Jack always had a reputation as a very good and inspiring teacher. But he was also a fine scholar. His output was not substantial - his heavy teaching commitments ensured that - but from the mid-1970s he began to produce articles, reviews and books with regularity. He wrote for a number of journals, including the International Review of Social History and History Workshop, and also wrote and part-wrote, three books. In 1983 he produced his main work, The Great Paternalist: Titus Salt & the Growth of Nineteenth-Century Bradford (Temple Smith, 1983) which is easily the best book written on Salt and on the history of Bradford. Subsequently, he wrote Liberalism and the Rise of Labour 1890-1918 (Croom Helm, 1984)) and Labour Heartland (Bradford University Press, 1987) with Keith Laybourn. Both these later books dealt with the Labour movement in Bradford and the West Riding of Yorkshire. The history of the Independent Labour Party, which was formed as a national organisation at St. George's Hall, Bradford in January 1893, was another of his abiding interests.

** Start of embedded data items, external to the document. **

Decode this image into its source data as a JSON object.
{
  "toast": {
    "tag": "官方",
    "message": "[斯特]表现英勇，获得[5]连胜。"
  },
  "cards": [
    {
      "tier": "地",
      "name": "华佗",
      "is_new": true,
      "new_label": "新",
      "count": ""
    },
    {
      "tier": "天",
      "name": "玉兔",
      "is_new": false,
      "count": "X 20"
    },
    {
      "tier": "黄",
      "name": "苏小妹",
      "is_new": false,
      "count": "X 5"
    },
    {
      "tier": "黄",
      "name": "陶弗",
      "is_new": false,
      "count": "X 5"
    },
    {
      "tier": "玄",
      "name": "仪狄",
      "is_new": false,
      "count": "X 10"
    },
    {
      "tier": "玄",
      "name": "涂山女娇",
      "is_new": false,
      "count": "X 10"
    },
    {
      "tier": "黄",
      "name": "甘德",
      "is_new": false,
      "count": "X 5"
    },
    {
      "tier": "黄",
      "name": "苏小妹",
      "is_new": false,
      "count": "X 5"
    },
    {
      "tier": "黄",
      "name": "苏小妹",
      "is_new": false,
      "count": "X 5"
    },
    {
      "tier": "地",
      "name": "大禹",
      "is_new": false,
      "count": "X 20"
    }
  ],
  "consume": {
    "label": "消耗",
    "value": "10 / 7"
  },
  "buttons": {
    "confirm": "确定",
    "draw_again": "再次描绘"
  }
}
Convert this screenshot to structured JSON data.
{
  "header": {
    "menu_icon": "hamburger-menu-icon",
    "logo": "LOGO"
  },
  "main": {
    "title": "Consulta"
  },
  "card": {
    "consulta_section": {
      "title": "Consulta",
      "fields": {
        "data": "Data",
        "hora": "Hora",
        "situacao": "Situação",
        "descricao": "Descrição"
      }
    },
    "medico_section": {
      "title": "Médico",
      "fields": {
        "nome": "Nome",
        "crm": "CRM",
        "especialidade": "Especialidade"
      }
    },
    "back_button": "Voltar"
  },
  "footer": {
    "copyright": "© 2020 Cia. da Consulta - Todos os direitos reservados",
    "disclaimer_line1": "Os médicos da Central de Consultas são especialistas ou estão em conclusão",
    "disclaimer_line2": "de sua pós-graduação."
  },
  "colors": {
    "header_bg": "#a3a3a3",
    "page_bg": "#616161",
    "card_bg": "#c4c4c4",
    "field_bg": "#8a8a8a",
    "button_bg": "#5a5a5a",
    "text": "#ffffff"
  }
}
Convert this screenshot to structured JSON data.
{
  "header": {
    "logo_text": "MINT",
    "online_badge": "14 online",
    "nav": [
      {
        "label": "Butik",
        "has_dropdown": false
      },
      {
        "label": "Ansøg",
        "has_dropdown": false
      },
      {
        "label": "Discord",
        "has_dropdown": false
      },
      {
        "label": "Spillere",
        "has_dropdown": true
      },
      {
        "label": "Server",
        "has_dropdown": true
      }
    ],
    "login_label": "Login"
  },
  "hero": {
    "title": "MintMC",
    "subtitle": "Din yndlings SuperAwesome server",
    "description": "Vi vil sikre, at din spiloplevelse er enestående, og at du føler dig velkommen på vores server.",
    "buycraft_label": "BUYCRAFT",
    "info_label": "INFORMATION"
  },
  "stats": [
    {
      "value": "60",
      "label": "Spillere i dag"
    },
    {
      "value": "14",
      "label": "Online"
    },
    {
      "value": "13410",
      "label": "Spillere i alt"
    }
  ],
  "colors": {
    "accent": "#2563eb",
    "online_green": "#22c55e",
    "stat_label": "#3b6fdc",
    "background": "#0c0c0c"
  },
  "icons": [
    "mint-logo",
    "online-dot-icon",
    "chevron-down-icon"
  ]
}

During the last decade of his life, Jack renewed his acquaintance with Italy - regularly spending a month or so at Lucca, in Tuscany, in the spring or early summer of each year It was here where he died in June 1988, having just enjoyed a meal out with some of his Italian friends.

With his death comes the end of an era and there are many colleagues and students who owe a great debt to him. He worked with Professor Derek Fraser, now a Chief HMI, taught Dr. David Wright, and helped to educate many students who now write extensively on the history of Bradford and the West Riding. As a mark of their respect, some of them contributed towards a volume of essays entitled Victorian Bradford, which was edited by David Wright and Tony Jowitt and published in 1982.

My own personal debts are those of having been a student of his at Bradford University in the 1960s, and of working with him on articles and books. As a tutor, he was always full of excellent advice and generous with his time. His enormous enthusiasm and extensive knowledge were always available, and it was a comfort as a student to know that that was so. As a writer I always found him to be meticulous, ever searching to get beneath the skin of a subject.

Jack leaves Evelyn, his wife, and three daughters Janet, Jennifer and Catherine. Their loss, though far more personal, is also our loss Bradford is deprived of its greatest historian. It will be a long time before some of those he influenced will adjust to Jack's death. But I comfort myself in the thought that whilst Jack is no longer with us his spirit will survive amongst current and future generations, for Jack Reynolds was one of those rare individuals who left his impression without appearing to do so.